Minister of Internal Affairs
- In office 1993–1995

Personal details
- Born: 1 March 1945 Agbhara-Otor, Delta State
- Died: 20 November 2011 (aged 66) Nigeria
- Spouse: Maiden Alex Ibru
- Relations: Ibru family
- Children: Sophia, Alexandra, Annabella, Anita, Toke, Ose, Tive, Uvie
- Education: Igbobi College

= Alex Ibru =

Nigerian businessman (1945–2011)

Alexander Uruemu Ibru (1 March 1945 – 20 November 2011) was a Nigerian businessman, founder and publisher of The Guardian newspaper, who was minister of Internal Affairs from 1993 to 1995 during the military regime of General Sani Abacha.

==Background==
Ibru was the son of Chief Peter and Janet Ibru, and a brother of Michael Ibru, founder of the Ibru Organisation.
Ibru was born on 1 March 1945 in Agbara-Otor, in today's Delta State. He attended the Yaba Methodist Primary School (1951–1957), Ibadan Grammar School (1958–1960), Igbobi College, Lagos (1960–1963) and Nottingham Trent University in the United Kingdom (1967–1970), where he studied business economics.

==Business career==
Ibru was chairman of Rutam Motors, a subsidiary of the Ibru conglomerate. In 1983, he met with the newspapermen Stanley Mecebuh of Daily Times of Nigeria, Patrick Dele-Cole also formerly of that paper and Olusegun Osoba, formerly of Nigerian Herald. With 55% funding from the Ibrus, they launched The Guardian in 1983, with Alex Ibru as chairman.

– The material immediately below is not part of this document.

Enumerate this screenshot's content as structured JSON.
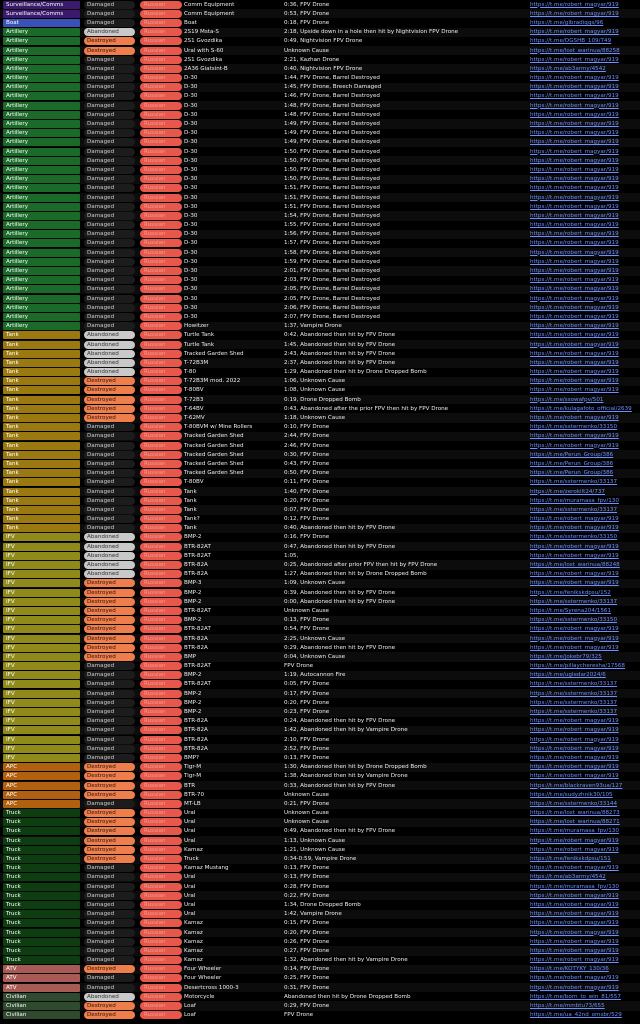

The Guardian had various pro-left academics on its board, with a clear bias towards Obafemi Awolowo's Unity Party of Nigeria, and the first editor Lade Bonuola was held to strongly support the UPN. On the other hand, Ibru was from a billionaire business family and Stanley Macebuh was right wing in his views, so the paper tried to maintain a balance. The stated goal of the paper were to provide an independent and balanced view.

The success of The Guardian made it clear that there was an appetite for high quality journalism in Nigeria and it was followed by news magazines such as Newswatch.

The military regime did not appreciate the paper's independence and it was persecuted under military ruler General Muhammadu Buhari (January 1984 – August 1985).

Ibru provided funding to the Civil Liberties Organization (CLO), established during the military regime of Buhari's successor, General Ibrahim Babangida.

==Political career==
Ibru was minister of internal affairs from 1993 to 1995 in the Sani Abacha government. His appointment by Abacha was seen as a gesture of appeasement to the press.

In December 1993, there were violent clashes between the Ogoni and Okrika people in the slums of Port Harcourt in Rivers State. Ibru led a committee to tour Ogoniland and investigate the causes of unrest. Other members were Don Etiebet, minister of petroleum reserves, and Melford Okilo, minister of tourism.The military administrator of the state, Dauda Musa Komo, escorted the group. Embarrassingly for the military regime, during the trip a large crowd demonstrated in Bori blaming Shell Oil pollution for their problems.

Ibru had told his staff at The Guardian that he would not get involved in partisan politics. Despite this, the newspaper was highly critical of the Abacha regime. On 14 August 1994, The Guardian offices were raided and shut down by the government, although Ibru retained his post. The newspapers were only allowed to reopen in October 1994 following an apology by Ibru for any offensive comments that may have appeared.

==Assassination attempt==
On 2 February 1996, his car was sprayed with machine gun fire from unidentified men who had trailed him in a deep-blue Peugeot. He survived the assassination attempt, but sustained serious injuries that resulted in the loss of his left eye and two fingers. Ibru was later flown to England for treatment of his injuries.

After Abacha's death in 1998, his chief security officer, Hamza Al-Mustapha, and others were charged with the assassination attempt.

===Death===
Alex Ibru died on 20 November 2011, aged 66.